Я оставил все его догадки на его совести. По сути, я отрезвел от недавнего прошлого достаточно, чтобы меня не беспокоило, что он обо мне думает, сам же я думал лишь о предстоящей встрече с Наташей, уже, кажется, пьянея близким будущим, и шел к ее дому сам не свой, в необычайном волнении. За спиной шумела удалявшаяся перстовская машина. Меня поглощала вечерняя тьма, передававшая моим коленкам мелкую противную дрожь. В окнах большой комнаты, где мы с Иннокентием Владимировичем сидели перед его концом, горел свет, но страх отгонял окна, и они казались далекими и игрушечными, узкими прорезями, в которых застыл другой, отличный от темноты цвет. Я боялся. Я почти забыл, что меня могут подозревать в причастности к смерти Иннокентия Владимировича, что некоторые обстоятельства и впрямь делают меня как будто причастным к этой смерти, и боялся я только Наташи, ее высокой скорби, неприступности, непознаваемости в ее неожиданно новом положении, боялся ее высокомерного взгляда, неосторожного слова, собственного бесправия перед ее правом обличать меня.
Когда я увидел ее, меня захлестнула волна желания окунуться в последнюю глубину человеческих отношений, прыгнуть в огонь, в кипящую смолу, сгореть, провалиться без шанса на возвращение. Но что же такое под этим подразумевалось? Неужели броситься на колени, целовать ей руки и плакать оттого, что она несказанно прекрасна и невыразимо человечна в своем горе, неужели это и было бы последней глубиной, безвозвратной бездной, невероятным счастьем, осуществлением самой несбыточной грезы и воплощением самой зыбкой иллюзии? Не ведая ответа, я стоял робко, скромно, почти глупо и смотрел на нее. Она не отводила глаз. Мы стояли в центре той самой комнаты, где несколько дней назад Иннокентий Владимирович одарял меня своими прощальными тирадами, стояли под ослепительно звонкой люстрой и смотрели друг на друга, как Адам и Ева в раю. Я убежден: то, что я прочитал в ее глазах, было либо любовью в какой-то смягченной, успокоенной форме и признательностью за то, что я наконец вспомнил о ней, а если не о ней, то по крайней мере о приличиях, либо ничем, пустотой, пустыми глазницами, дикой и ничего не сулящей неосвоенностью.
- Я согрею чай, - сказала она дружелюбно.
Я согласно кивнул, с удивлением глядя на ее руки, которые будут проделывать некую работу ради моей сытости. Впрочем, я, может быть, пристрастно следил, не разойдутся ли у нее слова с делом, и это была во мне алчность голода. Она прошла в кухню и поставила чайник на плиту, я прошел вслед за ней и в кухне сел на стул.

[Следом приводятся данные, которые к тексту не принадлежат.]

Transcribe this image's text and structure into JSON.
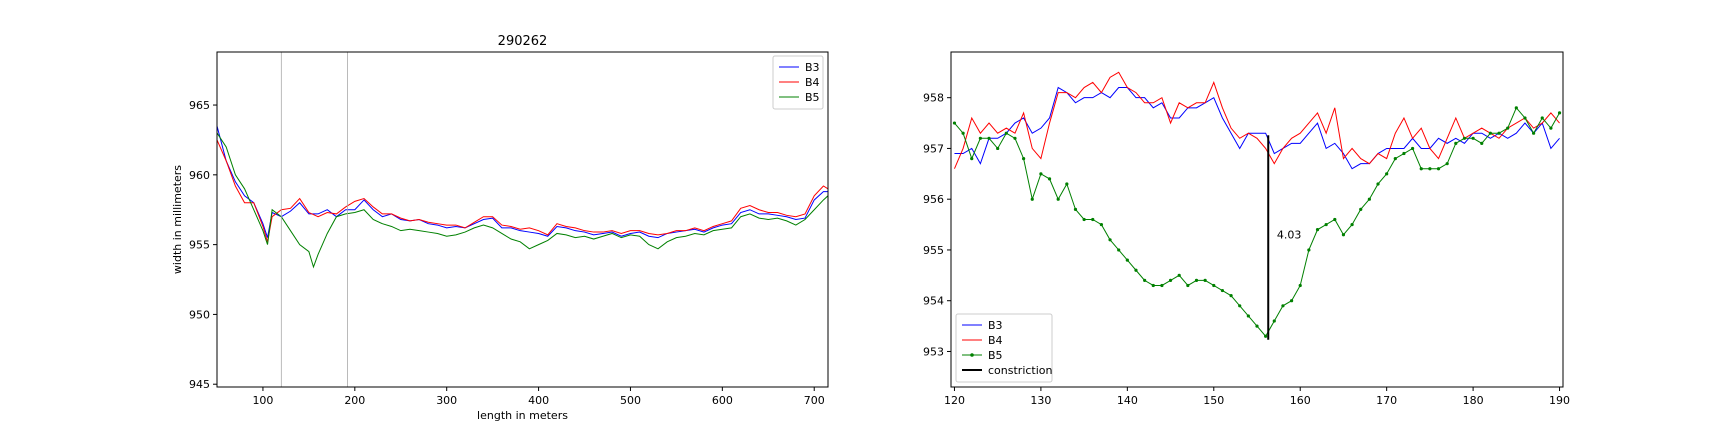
{
  "chart_data": [
    {
      "type": "line",
      "title": "290262",
      "xlabel": "length in meters",
      "ylabel": "width in millimeters",
      "xlim": [
        50,
        715
      ],
      "ylim": [
        944.8,
        968.8
      ],
      "xticks": [
        100,
        200,
        300,
        400,
        500,
        600,
        700
      ],
      "yticks": [
        945,
        950,
        955,
        960,
        965
      ],
      "vlines": [
        120,
        192
      ],
      "legend_position": "upper right",
      "grid": false,
      "series": [
        {
          "name": "B3",
          "color": "#0000ff",
          "x": [
            50,
            60,
            70,
            80,
            90,
            100,
            105,
            110,
            120,
            130,
            140,
            150,
            160,
            170,
            180,
            190,
            200,
            210,
            220,
            230,
            240,
            250,
            260,
            270,
            280,
            290,
            300,
            310,
            320,
            330,
            340,
            350,
            360,
            370,
            380,
            390,
            400,
            410,
            420,
            430,
            440,
            450,
            460,
            470,
            480,
            490,
            500,
            510,
            520,
            530,
            540,
            550,
            560,
            570,
            580,
            590,
            600,
            610,
            620,
            630,
            640,
            650,
            660,
            670,
            680,
            690,
            700,
            710,
            715
          ],
          "y": [
            963.5,
            961.0,
            959.5,
            958.5,
            958.0,
            956.5,
            955.5,
            957.3,
            957.0,
            957.4,
            958.0,
            957.2,
            957.2,
            957.5,
            957.0,
            957.5,
            957.5,
            958.2,
            957.5,
            957.0,
            957.2,
            956.8,
            956.7,
            956.8,
            956.5,
            956.4,
            956.2,
            956.3,
            956.2,
            956.5,
            956.8,
            956.9,
            956.2,
            956.2,
            956.0,
            955.9,
            955.8,
            955.6,
            956.3,
            956.2,
            956.0,
            955.9,
            955.7,
            955.8,
            955.9,
            955.6,
            955.8,
            955.9,
            955.6,
            955.5,
            955.8,
            955.9,
            956.0,
            956.1,
            955.9,
            956.2,
            956.4,
            956.5,
            957.3,
            957.5,
            957.2,
            957.2,
            957.1,
            957.0,
            956.8,
            956.9,
            958.2,
            958.8,
            958.8
          ]
        },
        {
          "name": "B4",
          "color": "#ff0000",
          "x": [
            50,
            60,
            70,
            80,
            90,
            100,
            105,
            110,
            120,
            130,
            140,
            150,
            160,
            170,
            180,
            190,
            200,
            210,
            220,
            230,
            240,
            250,
            260,
            270,
            280,
            290,
            300,
            310,
            320,
            330,
            340,
            350,
            360,
            370,
            380,
            390,
            400,
            410,
            420,
            430,
            440,
            450,
            460,
            470,
            480,
            490,
            500,
            510,
            520,
            530,
            540,
            550,
            560,
            570,
            580,
            590,
            600,
            610,
            620,
            630,
            640,
            650,
            660,
            670,
            680,
            690,
            700,
            710,
            715
          ],
          "y": [
            962.5,
            961.0,
            959.2,
            958.0,
            958.0,
            956.3,
            955.2,
            957.0,
            957.5,
            957.6,
            958.3,
            957.3,
            957.0,
            957.3,
            957.2,
            957.7,
            958.1,
            958.3,
            957.7,
            957.2,
            957.2,
            956.9,
            956.7,
            956.8,
            956.6,
            956.5,
            956.4,
            956.4,
            956.2,
            956.6,
            957.0,
            957.0,
            956.4,
            956.3,
            956.1,
            956.2,
            956.0,
            955.7,
            956.5,
            956.3,
            956.2,
            956.0,
            955.9,
            955.9,
            956.0,
            955.8,
            956.0,
            956.0,
            955.8,
            955.7,
            955.8,
            956.0,
            956.0,
            956.2,
            956.0,
            956.3,
            956.5,
            956.7,
            957.6,
            957.8,
            957.5,
            957.3,
            957.3,
            957.1,
            957.0,
            957.2,
            958.5,
            959.2,
            959.0
          ]
        },
        {
          "name": "B5",
          "color": "#008000",
          "x": [
            50,
            60,
            70,
            80,
            90,
            100,
            105,
            110,
            120,
            130,
            140,
            150,
            155,
            160,
            170,
            180,
            190,
            200,
            210,
            220,
            230,
            240,
            250,
            260,
            270,
            280,
            290,
            300,
            310,
            320,
            330,
            340,
            350,
            360,
            370,
            380,
            390,
            400,
            410,
            420,
            430,
            440,
            450,
            460,
            470,
            480,
            490,
            500,
            510,
            520,
            530,
            540,
            550,
            560,
            570,
            580,
            590,
            600,
            610,
            620,
            630,
            640,
            650,
            660,
            670,
            680,
            690,
            700,
            710,
            715
          ],
          "y": [
            963.0,
            962.0,
            960.0,
            959.0,
            957.5,
            956.0,
            955.0,
            957.5,
            957.0,
            956.0,
            955.0,
            954.5,
            953.4,
            954.3,
            955.8,
            957.0,
            957.2,
            957.3,
            957.5,
            956.8,
            956.5,
            956.3,
            956.0,
            956.1,
            956.0,
            955.9,
            955.8,
            955.6,
            955.7,
            955.9,
            956.2,
            956.4,
            956.2,
            955.8,
            955.4,
            955.2,
            954.7,
            955.0,
            955.3,
            955.8,
            955.7,
            955.5,
            955.6,
            955.4,
            955.6,
            955.8,
            955.5,
            955.7,
            955.6,
            955.0,
            954.7,
            955.2,
            955.5,
            955.6,
            955.8,
            955.7,
            956.0,
            956.1,
            956.2,
            957.0,
            957.2,
            956.9,
            956.8,
            956.9,
            956.7,
            956.4,
            956.8,
            957.5,
            958.2,
            958.5
          ]
        }
      ]
    },
    {
      "type": "line",
      "title": "",
      "xlabel": "",
      "ylabel": "",
      "xlim": [
        119.6,
        190.4
      ],
      "ylim": [
        952.3,
        958.9
      ],
      "xticks": [
        120,
        130,
        140,
        150,
        160,
        170,
        180,
        190
      ],
      "yticks": [
        953,
        954,
        955,
        956,
        957,
        958
      ],
      "legend_position": "lower left",
      "grid": false,
      "series": [
        {
          "name": "B3",
          "color": "#0000ff",
          "x": [
            120,
            121,
            122,
            123,
            124,
            125,
            126,
            127,
            128,
            129,
            130,
            131,
            132,
            133,
            134,
            135,
            136,
            137,
            138,
            139,
            140,
            141,
            142,
            143,
            144,
            145,
            146,
            147,
            148,
            149,
            150,
            151,
            152,
            153,
            154,
            155,
            156,
            157,
            158,
            159,
            160,
            161,
            162,
            163,
            164,
            165,
            166,
            167,
            168,
            169,
            170,
            171,
            172,
            173,
            174,
            175,
            176,
            177,
            178,
            179,
            180,
            181,
            182,
            183,
            184,
            185,
            186,
            187,
            188,
            189,
            190
          ],
          "y": [
            956.9,
            956.9,
            957.0,
            956.7,
            957.2,
            957.2,
            957.3,
            957.5,
            957.6,
            957.3,
            957.4,
            957.6,
            958.2,
            958.1,
            957.9,
            958.0,
            958.0,
            958.1,
            958.0,
            958.2,
            958.2,
            958.0,
            958.0,
            957.8,
            957.9,
            957.6,
            957.6,
            957.8,
            957.8,
            957.9,
            958.0,
            957.6,
            957.3,
            957.0,
            957.3,
            957.3,
            957.3,
            956.9,
            957.0,
            957.1,
            957.1,
            957.3,
            957.5,
            957.0,
            957.1,
            956.9,
            956.6,
            956.7,
            956.7,
            956.9,
            957.0,
            957.0,
            957.0,
            957.2,
            957.0,
            957.0,
            957.2,
            957.1,
            957.2,
            957.1,
            957.3,
            957.3,
            957.2,
            957.3,
            957.2,
            957.3,
            957.5,
            957.3,
            957.5,
            957.0,
            957.2
          ]
        },
        {
          "name": "B4",
          "color": "#ff0000",
          "x": [
            120,
            121,
            122,
            123,
            124,
            125,
            126,
            127,
            128,
            129,
            130,
            131,
            132,
            133,
            134,
            135,
            136,
            137,
            138,
            139,
            140,
            141,
            142,
            143,
            144,
            145,
            146,
            147,
            148,
            149,
            150,
            151,
            152,
            153,
            154,
            155,
            156,
            157,
            158,
            159,
            160,
            161,
            162,
            163,
            164,
            165,
            166,
            167,
            168,
            169,
            170,
            171,
            172,
            173,
            174,
            175,
            176,
            177,
            178,
            179,
            180,
            181,
            182,
            183,
            184,
            185,
            186,
            187,
            188,
            189,
            190
          ],
          "y": [
            956.6,
            957.0,
            957.6,
            957.3,
            957.5,
            957.3,
            957.4,
            957.3,
            957.7,
            957.0,
            956.8,
            957.5,
            958.1,
            958.1,
            958.0,
            958.2,
            958.3,
            958.1,
            958.4,
            958.5,
            958.2,
            958.1,
            957.9,
            957.9,
            958.0,
            957.5,
            957.9,
            957.8,
            957.9,
            957.9,
            958.3,
            957.8,
            957.4,
            957.2,
            957.3,
            957.2,
            957.0,
            956.7,
            957.0,
            957.2,
            957.3,
            957.5,
            957.7,
            957.3,
            957.8,
            956.8,
            957.0,
            956.8,
            956.7,
            956.9,
            956.8,
            957.3,
            957.6,
            957.2,
            957.4,
            957.0,
            956.8,
            957.2,
            957.6,
            957.2,
            957.3,
            957.4,
            957.3,
            957.2,
            957.4,
            957.5,
            957.6,
            957.4,
            957.5,
            957.7,
            957.5
          ]
        },
        {
          "name": "B5",
          "color": "#008000",
          "x": [
            120,
            121,
            122,
            123,
            124,
            125,
            126,
            127,
            128,
            129,
            130,
            131,
            132,
            133,
            134,
            135,
            136,
            137,
            138,
            139,
            140,
            141,
            142,
            143,
            144,
            145,
            146,
            147,
            148,
            149,
            150,
            151,
            152,
            153,
            154,
            155,
            156,
            157,
            158,
            159,
            160,
            161,
            162,
            163,
            164,
            165,
            166,
            167,
            168,
            169,
            170,
            171,
            172,
            173,
            174,
            175,
            176,
            177,
            178,
            179,
            180,
            181,
            182,
            183,
            184,
            185,
            186,
            187,
            188,
            189,
            190
          ],
          "y": [
            957.5,
            957.3,
            956.8,
            957.2,
            957.2,
            957.0,
            957.3,
            957.2,
            956.8,
            956.0,
            956.5,
            956.4,
            956.0,
            956.3,
            955.8,
            955.6,
            955.6,
            955.5,
            955.2,
            955.0,
            954.8,
            954.6,
            954.4,
            954.3,
            954.3,
            954.4,
            954.5,
            954.3,
            954.4,
            954.4,
            954.3,
            954.2,
            954.1,
            953.9,
            953.7,
            953.5,
            953.3,
            953.6,
            953.9,
            954.0,
            954.3,
            955.0,
            955.4,
            955.5,
            955.6,
            955.3,
            955.5,
            955.8,
            956.0,
            956.3,
            956.5,
            956.8,
            956.9,
            957.0,
            956.6,
            956.6,
            956.6,
            956.7,
            957.1,
            957.2,
            957.2,
            957.1,
            957.3,
            957.3,
            957.4,
            957.8,
            957.6,
            957.3,
            957.6,
            957.4,
            957.7
          ]
        },
        {
          "name": "constriction",
          "color": "#000000",
          "x": [
            156.3,
            156.3
          ],
          "y": [
            957.26,
            953.23
          ]
        }
      ],
      "annotations": [
        {
          "text": "4.03",
          "x": 157.3,
          "y": 955.3
        }
      ]
    }
  ]
}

- А хочешь вина? - спросила Наташа.
Внутренне я засмеялся от удовольствия, от счастья. Но пить вино отказался, хотя так же машинально, как согласился с чаем; чай я всегда хотел, чай обещал продолжение в виде пирожков или пряников, а вино для моего голодного до эгоизма желудка было глупостью. Наташа сочла мой отказ недостаточно мотивированным, достала из буфета початую бутылку (ее, возможно, начинал еще "папа"), наполнила рюмки, и мы выпили. Я не почувствовал, чтобы пили мы в память о "папе", Наташа ничего не сказала, и на миг меня больно и неприятно поразило предположение, что о покойном вообще не будет воспоминания. Чайник закипел, на столе возникла вазочка с вкусными вещами, и я стал прихлебывать чай, с хрустом закусывая.
- Ты где был? - спросила Наташа как будто даже и весело.
- Как это - где был? - удивился я грубовато. - Дома. Дома и был.
- А я была здесь, - откликнулась она.
- Знаю. И что ты здесь делала?
- Хоронила папу.
- Это я знаю, - грубил я дальше, не мог остановиться. - Но вопрос о другом... как обходилась без меня?
- Ничего. Добрые люди помогали.
Она вдруг перестала веселиться, и я перестал грубить. На ее глазах заблестели слезы, она сладко, глубоким голосом выкрикнула: папочка, папочка мой! Я встрепенулся, тотчас выскочил из-за стола, схватил ее руки, прижал их к своей груди, шепнул: Наташенька, милая... Так мы объяснились. Я чувствовал только теплоту нашего обитания в кухне, а о том, что в некие времена здесь бывал и "папа", я совершенно не думал.
- Человек во мне погиб, погиб, - лепетала Наташа, заканчивая эту минуту взволнованного объяснения, - это сделала смерть, его смерть, она унесла...
- Не говори так, - перебил я с мягкой строгостью.
Наташа была в домашнем халатике, без следов туши и помады на лице, простая и осиротевшая. Движения ее тела, вспыхивавшие на халатике беглыми бугорками, казалось, делились со мной своей слабостью, но они были так малы, что их не хватало, чтобы я мог их взять. Я принял бы на душу великий грех, если бы не то что заговорил вслух, напоминая, а хотя бы вспомнил про себя, что она потеряла не только отца, но и любовника, человека, с которым сознательно, последовательно и усмешливо творила порок.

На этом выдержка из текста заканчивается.